18 Ocak 2010

VİŞNE' nin öyküsü...


1990 li yılların sonu.. İstanbulda çalışmaya başladım. Bolu'dan sonra burası beni boğacak...
Çevre yok, sabahın köründe kalk saatlerce trafik çilesi çek işe git, akşamın karanlığında tekrar aynı çile ile eve dön...
Ev de eşimin gözüne bile korkumdan bakamıyorum ki hani "kalk ta bi gezmeye gidelim filan der" diye... Hemen pijamalarımı giyip televizyonun karşısındaki üçlü koltukta önce oturup sonra kaykılıp biraz daha sonra da yatarak vakit geçiriyor ve uyuyakalıyorum, sabah tekrar aynı döngü...
Yüzüm gülmüyor, iyice sessizleştim. Eşim yakın dostlarla bu adama bi haller oldu İstanbul yaramadı depresyona girdi galiba diye beni anlatıyor...
Hafta sonları ise hemen deniz kenarına özellikle tekneleri seyretmeye gidiyor ve saatlerce öyle bakıyordum..hayallere dalıyor, benim de birgün böyle teknem olacak umarım diye düşünüyordum...
Bir yaz tatili sonrası tekrar işe dönüp aynı ortama girince canıma iyice tak etti ve internetten yelken kurslarını araştırmaya başladım. İYK nın hemen o hafta yeni bir kursunun başladığını öğrenip hemen telefona sarıldım, şimdi hatırlamaz ama Sn. Selma Uca o zaman İYK yelken eğitimi ile ilgileniyordu telefonda kafamdan geçen tüm sorularla bıktırasıya konuşup ama aynı ciddiyet ve sabırla tüm sorularıma cevap veriyor ve sonuçta ben o hafta sonu için kaydımı yaptırıyordum.
İYK nün tüm eğitici kadrosuyla çok keyifli ve öğretici geçen bir sürede katılım sertifikamı aldığım son güne kadar hayatımın en güzel eğitim dönemini yaşadım.
Evet sertifikamı almıştım ama şimdi de aklım fikrim bir tekne sahibi olmaktı. ( bu arada ADB sınavına da girip belgemi de almıştım )
Tekne Borsası başında saatler geçiriyor, kendimce tasnifler yapıyor, fiyat karşılaştırmaları yapıyordum.
Hatta şimdi bile anımsadıkça kendi kendime gülümsediğim bir kaç telefon görüşmesi dahi yapmıştım.

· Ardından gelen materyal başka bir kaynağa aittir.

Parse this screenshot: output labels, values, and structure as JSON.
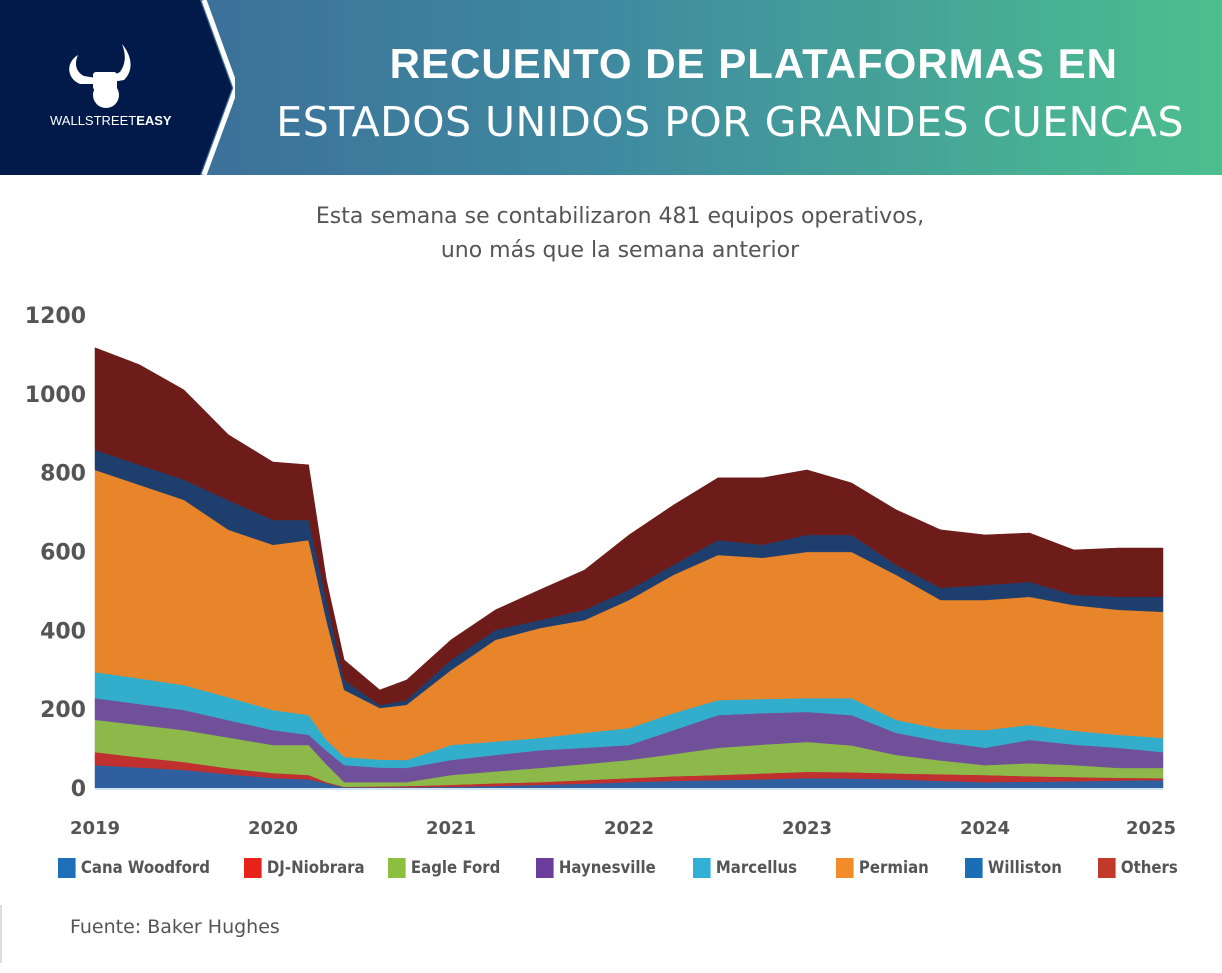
{
  "header": {
    "logo_text_light": "WALLSTREET",
    "logo_text_bold": "EASY",
    "title_line1": "RECUENTO DE PLATAFORMAS EN",
    "title_line2": "ESTADOS UNIDOS POR GRANDES CUENCAS"
  },
  "subtitle_line1": "Esta semana se contabilizaron 481 equipos operativos,",
  "subtitle_line2": "uno más que la semana anterior",
  "source": "Fuente: Baker Hughes",
  "chart_data": {
    "type": "area",
    "stacked": true,
    "title": "Recuento de plataformas en Estados Unidos por grandes cuencas",
    "xlabel": "",
    "ylabel": "",
    "xlim": [
      2019,
      2025
    ],
    "ylim": [
      0,
      1200
    ],
    "yticks": [
      0,
      200,
      400,
      600,
      800,
      1000,
      1200
    ],
    "xticks": [
      2019,
      2020,
      2021,
      2022,
      2023,
      2024,
      2025
    ],
    "legend_position": "bottom",
    "x": [
      2019,
      2019.25,
      2019.5,
      2019.75,
      2020,
      2020.2,
      2020.3,
      2020.4,
      2020.6,
      2020.75,
      2021,
      2021.25,
      2021.5,
      2021.75,
      2022,
      2022.25,
      2022.5,
      2022.75,
      2023,
      2023.25,
      2023.5,
      2023.75,
      2024,
      2024.25,
      2024.5,
      2024.75,
      2025
    ],
    "series": [
      {
        "name": "Cana Woodford",
        "color": "#2f5f9e",
        "legend_color": "#1f6fb8",
        "values": [
          58,
          52,
          46,
          35,
          25,
          22,
          12,
          2,
          2,
          2,
          3,
          5,
          8,
          11,
          15,
          18,
          20,
          22,
          25,
          24,
          22,
          18,
          15,
          16,
          17,
          19,
          20
        ]
      },
      {
        "name": "DJ-Niobrara",
        "color": "#c0302f",
        "legend_color": "#e8221b",
        "values": [
          33,
          26,
          20,
          15,
          13,
          11,
          3,
          1,
          2,
          3,
          5,
          7,
          7,
          9,
          10,
          12,
          13,
          15,
          16,
          16,
          15,
          17,
          18,
          14,
          11,
          7,
          5
        ]
      },
      {
        "name": "Eagle Ford",
        "color": "#8db84a",
        "legend_color": "#8cbf3f",
        "values": [
          82,
          82,
          81,
          78,
          71,
          76,
          45,
          12,
          11,
          10,
          25,
          30,
          36,
          41,
          46,
          56,
          69,
          73,
          76,
          68,
          47,
          35,
          25,
          33,
          30,
          25,
          26
        ]
      },
      {
        "name": "Haynesville",
        "color": "#71509a",
        "legend_color": "#6a3d9a",
        "values": [
          55,
          53,
          51,
          44,
          38,
          26,
          35,
          43,
          37,
          36,
          38,
          42,
          45,
          41,
          38,
          61,
          83,
          80,
          76,
          77,
          56,
          48,
          44,
          59,
          52,
          51,
          40
        ]
      },
      {
        "name": "Marcellus",
        "color": "#32aecc",
        "legend_color": "#31afd4",
        "values": [
          66,
          65,
          63,
          58,
          51,
          50,
          27,
          21,
          20,
          20,
          38,
          34,
          31,
          38,
          43,
          43,
          38,
          36,
          35,
          43,
          33,
          32,
          45,
          38,
          35,
          33,
          36
        ]
      },
      {
        "name": "Permian",
        "color": "#e8842a",
        "legend_color": "#f28c28",
        "values": [
          513,
          491,
          470,
          425,
          419,
          444,
          304,
          170,
          131,
          140,
          190,
          258,
          279,
          286,
          325,
          351,
          368,
          358,
          371,
          371,
          368,
          327,
          330,
          325,
          319,
          317,
          320
        ]
      },
      {
        "name": "Williston",
        "color": "#1e3f6e",
        "legend_color": "#1a6eb5",
        "values": [
          51,
          51,
          51,
          75,
          63,
          51,
          51,
          25,
          7,
          12,
          26,
          25,
          20,
          26,
          26,
          25,
          38,
          33,
          43,
          43,
          25,
          31,
          38,
          38,
          26,
          33,
          38
        ]
      },
      {
        "name": "Others",
        "color": "#6e1c1a",
        "legend_color": "#c0392b",
        "values": [
          259,
          254,
          228,
          166,
          147,
          140,
          51,
          51,
          39,
          51,
          51,
          51,
          77,
          101,
          139,
          152,
          158,
          170,
          165,
          132,
          140,
          147,
          127,
          124,
          114,
          124,
          124
        ]
      }
    ]
  }
}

Teknemin adı VİŞNE olacaktı.
Bana denizi çağrıştırıyordu. Hem kıpkırmızı lezzetli bir meyva, insanın ağzının suyunu akıtan... Hem de keyifle yerken dişlerini kamaştıran, ekşiliğiyle ağzını buruşturan yönüyle denizin hem sakin, güzel yönünü hem de fırtınasıyla, dalgasıyla zorluklarını diğer yüzünü gösteren bir benzerliği vardı...


Henüz tekne boyları ve ifade ettiği anlamları dahi bilmeden 13-14 metre hadi olmazsa 12 metre bana o çok büyük dediklerinde 10 metrede olur dediğimi hatırlıyor ve karşımdakilerin bıyık altından güldüklerini görür gibi oluyorum. ( halbuki Vişne-Scorcher- 5.85 lik boyuyla bana ilk gördüğümde transatlantik gibi gelmişti)

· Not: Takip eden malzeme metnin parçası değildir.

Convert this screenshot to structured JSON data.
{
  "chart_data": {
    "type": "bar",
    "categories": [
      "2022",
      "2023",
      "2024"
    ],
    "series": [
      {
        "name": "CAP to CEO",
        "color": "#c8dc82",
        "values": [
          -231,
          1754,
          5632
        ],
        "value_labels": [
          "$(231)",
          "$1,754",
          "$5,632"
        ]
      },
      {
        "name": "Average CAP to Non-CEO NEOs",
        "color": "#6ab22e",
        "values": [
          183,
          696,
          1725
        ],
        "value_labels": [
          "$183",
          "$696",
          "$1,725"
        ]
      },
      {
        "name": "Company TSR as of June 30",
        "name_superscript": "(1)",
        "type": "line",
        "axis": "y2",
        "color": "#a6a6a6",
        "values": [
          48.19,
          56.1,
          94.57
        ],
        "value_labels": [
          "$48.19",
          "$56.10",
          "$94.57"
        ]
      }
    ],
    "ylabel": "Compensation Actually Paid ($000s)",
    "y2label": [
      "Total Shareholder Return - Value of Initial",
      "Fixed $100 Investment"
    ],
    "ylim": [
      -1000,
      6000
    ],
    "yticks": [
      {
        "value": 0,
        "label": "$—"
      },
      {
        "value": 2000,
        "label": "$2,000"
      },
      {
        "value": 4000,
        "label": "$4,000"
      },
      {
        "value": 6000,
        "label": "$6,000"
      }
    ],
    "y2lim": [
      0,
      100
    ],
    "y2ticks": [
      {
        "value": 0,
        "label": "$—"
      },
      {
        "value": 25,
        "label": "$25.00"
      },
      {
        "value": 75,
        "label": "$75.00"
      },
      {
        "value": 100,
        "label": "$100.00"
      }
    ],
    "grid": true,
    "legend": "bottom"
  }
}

Çalıştığım işyerimde çok sevdiğim Müdürlerimden Cengiz Abi ( Kalamış Marina da Cengizhan teknesi sahibi ) beni hergün dinliyor yol göstermeye çalışıyor, zaman zaman da dizginlemeye ama ne çare...
Birgün eşimle beni teknesine misafir etti ve adalara gittik. Eşimde çok mutlu bana destek veriyor tekne almam için... ( garibim bilmiyor ki Cengizhan-Sun Odessey 36İ- dünyanın parası ve bizim o zaman için almamız bir mucize )
Çevremdeki tüm abiler, ustalar beni önce küçük bir tekne al iyice öğren sonra baktın seviyorsun o zaman büyütürsün şeklinde telkinlerde bulunuyor...
Tekne borsasında bir ilan gözüme çarptı "satılık scorcher Büyükada da UYGAR adında" adres telefon vs... Hemen aradım ve sevgili Özçelikle o gün tanıştık. Hala da dostluğundan büyük keyif aldığım iyi bir arkadaşımdır.
Özçelik, UYGAR ın sahibi, tekneyi güzelce elden geçirmiş pırıl pırıl kıpkırmızı vişne gibi bir tekne...
Haa, bu arada ben henüz tekneyi görmedim ama İYK nın hemen bitişiğindeki Kalamış Yelken Kulübünün minik koyunda hergün gidiyor, saatlerce denizi seyrediyor, çay içiyor yavaş yavaş edindiğim dostlukları pekiştiriyor gelen geçen teknelere bakıyordum.
Ve orada bir scorcher olduğunu da biliyordum. POYRAZ genç sempatik ve enerjik biri tarafından hergün yıkanıyor, bakılıyor, seviliyor adeta...
Umutla öyle tanıştım beni ve eşimi tekneyi tanımamız için gezdirdi, Kalamış koyunda seyre çıkardı... ( bilmem hatırlar mı? )
Özçelikle pazarlık yaptık ama buna rağmen paramız yok, yetmiyor. Bizim patron da beni seviyor, yelkene merakımı biliyor ( işyerinde bilmeyen yoktu zaten) arada karşılaştığımızda soruyor "naptın tekne aldın mı" diye...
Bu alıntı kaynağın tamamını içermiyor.